Среда, 30 апреля 1980 года
Я стояла на углу парка между «Н» и Двадцать первой. Мы должны были кричать: «Подонки, люмпены, убирайтесь! Предателей долой, их выметем метлой!» И все это предназначалось жившему там фотографу. Как только мне сказали, что он фотограф, я сразу же поняла, о ком речь, но продолжала стоять как дура.
Это был мамин знакомый.
Она тоже сюда пришла и тут увидела меня… Она меня ухватила и из последних сил подняла на руках.
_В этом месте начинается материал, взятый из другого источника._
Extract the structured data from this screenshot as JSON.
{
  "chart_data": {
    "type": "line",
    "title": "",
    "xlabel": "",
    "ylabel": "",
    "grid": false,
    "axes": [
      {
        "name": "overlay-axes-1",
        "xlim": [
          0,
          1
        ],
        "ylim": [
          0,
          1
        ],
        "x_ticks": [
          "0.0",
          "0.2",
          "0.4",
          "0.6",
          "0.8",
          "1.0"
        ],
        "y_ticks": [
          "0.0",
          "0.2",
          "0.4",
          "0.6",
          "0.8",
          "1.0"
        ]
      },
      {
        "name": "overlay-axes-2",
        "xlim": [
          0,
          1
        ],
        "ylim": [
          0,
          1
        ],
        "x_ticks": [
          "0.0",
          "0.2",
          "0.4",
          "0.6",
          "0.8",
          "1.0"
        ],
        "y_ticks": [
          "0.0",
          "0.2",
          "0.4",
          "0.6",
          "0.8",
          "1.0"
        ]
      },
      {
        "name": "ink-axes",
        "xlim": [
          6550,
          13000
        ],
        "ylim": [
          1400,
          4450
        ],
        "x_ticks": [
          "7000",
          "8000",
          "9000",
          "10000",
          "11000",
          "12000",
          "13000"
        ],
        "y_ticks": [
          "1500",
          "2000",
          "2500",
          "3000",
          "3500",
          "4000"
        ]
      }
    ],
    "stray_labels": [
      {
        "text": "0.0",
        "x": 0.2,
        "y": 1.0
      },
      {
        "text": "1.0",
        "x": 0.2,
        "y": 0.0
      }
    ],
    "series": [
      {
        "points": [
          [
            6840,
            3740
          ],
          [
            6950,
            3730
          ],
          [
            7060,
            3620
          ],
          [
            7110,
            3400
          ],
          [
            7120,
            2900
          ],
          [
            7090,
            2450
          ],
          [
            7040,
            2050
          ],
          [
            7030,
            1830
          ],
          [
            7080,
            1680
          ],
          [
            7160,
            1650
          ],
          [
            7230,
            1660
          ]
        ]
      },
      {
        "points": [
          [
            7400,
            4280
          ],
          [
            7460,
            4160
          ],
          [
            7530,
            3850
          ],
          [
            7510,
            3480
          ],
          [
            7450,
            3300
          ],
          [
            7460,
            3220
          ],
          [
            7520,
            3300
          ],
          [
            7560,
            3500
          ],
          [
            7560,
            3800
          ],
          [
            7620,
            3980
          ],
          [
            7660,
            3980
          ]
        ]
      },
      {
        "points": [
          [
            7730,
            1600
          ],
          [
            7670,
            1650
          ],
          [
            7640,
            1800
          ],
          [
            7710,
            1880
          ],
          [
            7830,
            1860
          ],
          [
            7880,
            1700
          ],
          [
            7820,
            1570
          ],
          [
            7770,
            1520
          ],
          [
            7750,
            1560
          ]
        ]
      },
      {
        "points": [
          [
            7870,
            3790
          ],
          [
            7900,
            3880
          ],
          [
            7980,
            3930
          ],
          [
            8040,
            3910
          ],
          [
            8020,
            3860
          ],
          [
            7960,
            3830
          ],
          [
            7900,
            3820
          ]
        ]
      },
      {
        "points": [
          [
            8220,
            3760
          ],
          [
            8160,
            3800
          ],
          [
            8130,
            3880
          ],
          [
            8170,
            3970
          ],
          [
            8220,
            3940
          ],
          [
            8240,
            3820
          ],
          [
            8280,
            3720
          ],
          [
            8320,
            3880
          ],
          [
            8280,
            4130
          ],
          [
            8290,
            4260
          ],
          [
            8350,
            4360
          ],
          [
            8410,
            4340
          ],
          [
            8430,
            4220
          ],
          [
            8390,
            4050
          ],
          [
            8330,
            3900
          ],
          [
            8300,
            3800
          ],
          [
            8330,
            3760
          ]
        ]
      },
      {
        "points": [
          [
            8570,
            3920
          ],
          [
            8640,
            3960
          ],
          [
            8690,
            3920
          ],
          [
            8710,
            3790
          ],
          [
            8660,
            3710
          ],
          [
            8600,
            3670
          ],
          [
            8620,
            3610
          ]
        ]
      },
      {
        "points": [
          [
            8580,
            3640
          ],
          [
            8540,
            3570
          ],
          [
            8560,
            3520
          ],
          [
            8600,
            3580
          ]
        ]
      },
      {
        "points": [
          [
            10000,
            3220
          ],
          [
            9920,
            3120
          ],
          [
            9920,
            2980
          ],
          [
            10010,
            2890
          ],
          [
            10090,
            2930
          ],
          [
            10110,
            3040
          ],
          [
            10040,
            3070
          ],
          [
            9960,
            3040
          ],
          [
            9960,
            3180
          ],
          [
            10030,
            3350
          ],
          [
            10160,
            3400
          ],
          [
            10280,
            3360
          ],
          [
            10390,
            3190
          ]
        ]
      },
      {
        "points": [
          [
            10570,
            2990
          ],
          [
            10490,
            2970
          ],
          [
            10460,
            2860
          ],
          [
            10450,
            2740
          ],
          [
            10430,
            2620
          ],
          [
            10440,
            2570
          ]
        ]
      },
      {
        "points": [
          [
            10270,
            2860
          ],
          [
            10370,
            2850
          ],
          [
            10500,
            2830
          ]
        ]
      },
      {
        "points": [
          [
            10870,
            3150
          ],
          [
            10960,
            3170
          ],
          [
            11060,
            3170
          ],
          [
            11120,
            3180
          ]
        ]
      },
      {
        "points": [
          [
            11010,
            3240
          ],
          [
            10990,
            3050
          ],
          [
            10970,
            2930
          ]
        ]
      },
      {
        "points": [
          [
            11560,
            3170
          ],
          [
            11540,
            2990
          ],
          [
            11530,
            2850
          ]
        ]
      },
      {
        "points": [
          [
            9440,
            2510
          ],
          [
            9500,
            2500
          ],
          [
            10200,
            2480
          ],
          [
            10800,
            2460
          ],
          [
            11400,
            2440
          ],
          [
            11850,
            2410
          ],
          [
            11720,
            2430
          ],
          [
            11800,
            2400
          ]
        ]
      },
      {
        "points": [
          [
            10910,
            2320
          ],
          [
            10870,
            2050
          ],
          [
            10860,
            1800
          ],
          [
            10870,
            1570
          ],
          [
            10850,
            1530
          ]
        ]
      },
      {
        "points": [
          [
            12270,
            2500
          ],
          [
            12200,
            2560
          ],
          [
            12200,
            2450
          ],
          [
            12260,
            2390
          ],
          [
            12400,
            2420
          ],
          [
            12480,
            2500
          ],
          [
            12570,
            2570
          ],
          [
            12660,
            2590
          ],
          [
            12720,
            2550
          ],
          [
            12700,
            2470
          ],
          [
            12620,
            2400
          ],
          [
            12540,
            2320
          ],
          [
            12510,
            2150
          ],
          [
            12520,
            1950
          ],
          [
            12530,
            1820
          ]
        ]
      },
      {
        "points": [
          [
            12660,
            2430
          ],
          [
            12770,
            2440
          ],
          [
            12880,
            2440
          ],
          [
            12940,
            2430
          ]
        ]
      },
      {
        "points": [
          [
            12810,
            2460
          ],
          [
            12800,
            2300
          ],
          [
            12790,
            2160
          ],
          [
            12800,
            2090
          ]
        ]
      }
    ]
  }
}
С трудом удерживаясь на ногах, плача, мама сказала, чтобы я хорошенько все рассмотрела. Потом спросила, разглядела ли я все, что происходит, чтобы никогда этого не забыть. Я сказала, что разглядела. Тогда мама, стоя посреди моих одноклассников, бесстрашно крикнула: «Пойдем отсюда, это не революция!» Я заплакала, потому что испугалась, что сейчас и ей достанется.
Мама взяла меня за руку, и мы так и дошли с ней до Двадцать третьей улицы. На учительницу, что нас туда привела, я даже не взглянула. Мама вошла в дом и включила телевизор. Показывали людей на территории посольства — им бросали из-за решетки еду, словно зверям в зоопарке.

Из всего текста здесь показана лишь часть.